"Venezuela just took a democratic step closer to dictatorship," said the Los Angeles Times in an editorial. On Sunday, voters gave President Hugo Chavez the "right to seek re-election ad infinitum." Opposition leaders said the balloting was valid, but Chavez couldn't have won without using government money to rally support. He says the people want to make his Bolivarian revolution permanent, "but this was not democracy in action."
Don't worry, said Alvaro Vargas Llosa in The New Republic.

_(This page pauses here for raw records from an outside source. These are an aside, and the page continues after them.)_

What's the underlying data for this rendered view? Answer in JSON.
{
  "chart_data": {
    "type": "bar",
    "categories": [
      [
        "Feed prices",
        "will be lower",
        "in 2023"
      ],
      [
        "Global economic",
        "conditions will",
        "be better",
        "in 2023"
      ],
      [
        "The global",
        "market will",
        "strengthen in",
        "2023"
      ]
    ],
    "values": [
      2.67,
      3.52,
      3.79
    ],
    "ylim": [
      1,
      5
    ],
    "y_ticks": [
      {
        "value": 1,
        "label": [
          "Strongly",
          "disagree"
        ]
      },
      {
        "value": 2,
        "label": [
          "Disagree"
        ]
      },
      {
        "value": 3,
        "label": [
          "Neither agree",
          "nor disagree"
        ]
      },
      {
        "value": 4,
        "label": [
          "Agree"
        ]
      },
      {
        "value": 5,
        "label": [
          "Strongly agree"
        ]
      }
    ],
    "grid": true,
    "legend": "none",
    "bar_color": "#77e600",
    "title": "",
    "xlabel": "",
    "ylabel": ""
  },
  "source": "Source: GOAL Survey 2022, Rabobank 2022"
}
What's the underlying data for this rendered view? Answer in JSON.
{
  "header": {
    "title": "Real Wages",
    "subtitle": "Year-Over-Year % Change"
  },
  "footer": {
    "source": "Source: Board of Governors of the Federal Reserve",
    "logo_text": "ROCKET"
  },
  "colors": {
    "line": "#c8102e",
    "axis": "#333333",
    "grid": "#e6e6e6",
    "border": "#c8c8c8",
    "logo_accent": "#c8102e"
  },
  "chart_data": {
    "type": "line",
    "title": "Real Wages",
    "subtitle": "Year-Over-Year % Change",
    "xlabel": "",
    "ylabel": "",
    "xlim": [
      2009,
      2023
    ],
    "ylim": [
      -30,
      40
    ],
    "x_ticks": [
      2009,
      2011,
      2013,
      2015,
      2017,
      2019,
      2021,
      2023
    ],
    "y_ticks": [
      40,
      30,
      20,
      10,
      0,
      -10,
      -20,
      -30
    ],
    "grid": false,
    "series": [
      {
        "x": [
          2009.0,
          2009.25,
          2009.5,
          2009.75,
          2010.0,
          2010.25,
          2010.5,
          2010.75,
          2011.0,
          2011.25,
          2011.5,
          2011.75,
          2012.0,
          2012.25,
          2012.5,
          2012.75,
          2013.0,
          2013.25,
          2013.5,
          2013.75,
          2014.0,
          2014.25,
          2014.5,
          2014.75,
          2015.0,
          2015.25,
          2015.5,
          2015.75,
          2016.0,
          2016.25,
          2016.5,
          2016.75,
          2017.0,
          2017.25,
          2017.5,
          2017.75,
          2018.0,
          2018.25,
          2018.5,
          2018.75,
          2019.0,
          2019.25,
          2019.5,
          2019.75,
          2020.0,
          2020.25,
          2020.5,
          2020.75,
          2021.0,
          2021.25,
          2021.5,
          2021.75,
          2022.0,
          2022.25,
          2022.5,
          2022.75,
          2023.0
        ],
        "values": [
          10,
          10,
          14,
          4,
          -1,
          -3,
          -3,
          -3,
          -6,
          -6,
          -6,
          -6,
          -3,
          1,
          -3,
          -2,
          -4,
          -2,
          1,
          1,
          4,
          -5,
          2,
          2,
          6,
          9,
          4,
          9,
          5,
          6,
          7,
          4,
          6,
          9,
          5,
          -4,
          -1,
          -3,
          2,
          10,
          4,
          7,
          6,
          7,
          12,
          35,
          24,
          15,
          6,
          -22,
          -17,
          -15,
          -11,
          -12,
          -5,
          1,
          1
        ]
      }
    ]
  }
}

While Chavez's victory means he'll be able to run for re-election indefinitely, "it does not mean he will be able to establish a totalitarian state anytime soon." Millions of Venezuelans still "abhor" Chavez's regime, and their "valiant" opposition will continue to prevent Chavez from turning his country into another Cuba.
It's hard to be optimistic, said Mona Charen in National Review Online. "A decade ago Venezuela was a thriving and free (if somewhat corrupt) ally of the United States." Now, after Chavez's efforts to implant a form of socialism that is "barely distinguishable from Castro's," press freedom is a memory. And the larger danger is that, with the global recession leaving more nations facing declining living standards, more despots will follow Chavez's lead.
Actually, the global financial crisis could be Chavez’s downfall, said Britain’s The Times in an editorial. With the "precipitous drop" in prices for Venezuela's oil making it harder to sustain the "profligate government handouts that have bought the noisy support" of the poor, Chavez can't "automatically count on re-election to a third term."